Chinese vaccines aren’t as effective at protecting people from the coronavirus compared to those made in the West.
Taking shots from vaccines by Sinovac and Sinopharm can prevent death and severe symptoms in people who are fully inoculated by at least 70 percent, but Germany’s BioNTech, the U.S.’s Moderna, and the U.K.’s AstraZeneca are still the ideal brands, according to new studies.
More countries are relying less on Chinese vaccines. Abu Dhabi, for example, requires its people to get a jab of Sinopharm and get a third booster of the same brand.

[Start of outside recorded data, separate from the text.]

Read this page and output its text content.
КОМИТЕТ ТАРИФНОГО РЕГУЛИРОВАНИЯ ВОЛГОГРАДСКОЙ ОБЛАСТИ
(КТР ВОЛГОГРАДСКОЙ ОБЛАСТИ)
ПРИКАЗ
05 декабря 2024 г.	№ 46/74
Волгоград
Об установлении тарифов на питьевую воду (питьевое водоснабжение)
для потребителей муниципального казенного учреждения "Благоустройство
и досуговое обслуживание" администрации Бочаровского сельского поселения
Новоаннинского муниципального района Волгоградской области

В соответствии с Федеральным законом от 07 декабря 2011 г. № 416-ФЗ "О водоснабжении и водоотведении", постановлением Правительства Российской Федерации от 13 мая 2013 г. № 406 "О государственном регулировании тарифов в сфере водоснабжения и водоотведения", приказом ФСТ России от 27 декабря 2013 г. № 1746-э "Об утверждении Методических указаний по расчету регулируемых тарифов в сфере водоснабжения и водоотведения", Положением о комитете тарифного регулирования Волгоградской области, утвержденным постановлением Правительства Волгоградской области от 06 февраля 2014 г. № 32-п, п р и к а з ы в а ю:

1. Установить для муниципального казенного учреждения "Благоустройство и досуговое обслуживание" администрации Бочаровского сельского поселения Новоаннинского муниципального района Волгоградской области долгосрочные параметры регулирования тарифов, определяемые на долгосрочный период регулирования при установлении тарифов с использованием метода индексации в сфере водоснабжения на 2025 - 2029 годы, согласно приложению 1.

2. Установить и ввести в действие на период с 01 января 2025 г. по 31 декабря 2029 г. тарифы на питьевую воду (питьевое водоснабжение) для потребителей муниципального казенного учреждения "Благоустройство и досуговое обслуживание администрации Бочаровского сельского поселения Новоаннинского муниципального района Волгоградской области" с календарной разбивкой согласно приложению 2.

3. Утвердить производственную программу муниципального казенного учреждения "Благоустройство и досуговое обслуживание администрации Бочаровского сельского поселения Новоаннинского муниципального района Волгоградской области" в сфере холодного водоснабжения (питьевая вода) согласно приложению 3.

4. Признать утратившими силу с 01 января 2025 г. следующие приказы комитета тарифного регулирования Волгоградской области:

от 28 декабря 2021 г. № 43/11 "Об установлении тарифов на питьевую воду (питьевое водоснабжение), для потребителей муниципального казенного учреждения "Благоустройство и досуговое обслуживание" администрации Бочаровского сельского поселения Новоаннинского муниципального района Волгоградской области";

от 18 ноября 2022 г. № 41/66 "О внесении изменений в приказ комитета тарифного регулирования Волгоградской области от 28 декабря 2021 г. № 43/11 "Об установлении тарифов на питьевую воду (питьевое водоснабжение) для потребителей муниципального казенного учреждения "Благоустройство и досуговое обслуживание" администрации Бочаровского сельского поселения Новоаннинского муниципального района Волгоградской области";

On the other hand, Malaysia seeks to finish all Sinovac amid questions about the vaccine’s efficacy.
However, a study in China with over 10,000 respondents found that its vaccines were 100% effective in preventing extreme cases and even deaths.
“You have to take the results with a grain of salt because it is based on a very small sample size,” says Yanzhong Huang, a senior fellow for global health at the Council on Foreign Relations. “They might have overestimated the efficacy rate of the Chinese vaccines.”
Meanwhile, a Bahrain study found that the Sinopharm vaccine compared to Sputnik V, BioNTech, and AstraZeneca was more likely to place recipients at higher risk of breakthrough infections, hospitalizations, and deaths.
“While the various vaccines have differing efficacy, all of the WHO-approved vaccines provide some degree of protection from severe disease,” said Ashley St. John, an associate professor of immunology at Duke-NUS Medical School in Singapore.
Similarly, a Brazilian preprint study determined that the AstraZeneca vaccine reduces the risk of infection by 70 percent and death by 90 percent, while Sinovac only by 54 percent and 74 percent, respectively.
“Where available, the elderly should be prioritized for vaccines that protect better in this demographic group,” said St. John. “Boosting the vaccine, potentially with another type of vaccine, could help,” she added.
Even with the inferior efficacy rate, Sinovac’s product is still the most used worldwide, as reported by Airfinity.
“Vaccinating the unvaccinated in the U.S. and worldwide would likely have a greater benefit [than using booster shots in wealthy countries] on reducing transmission, reducing the emergence of new variants, and alleviating the burden on health care systems,” said St. John.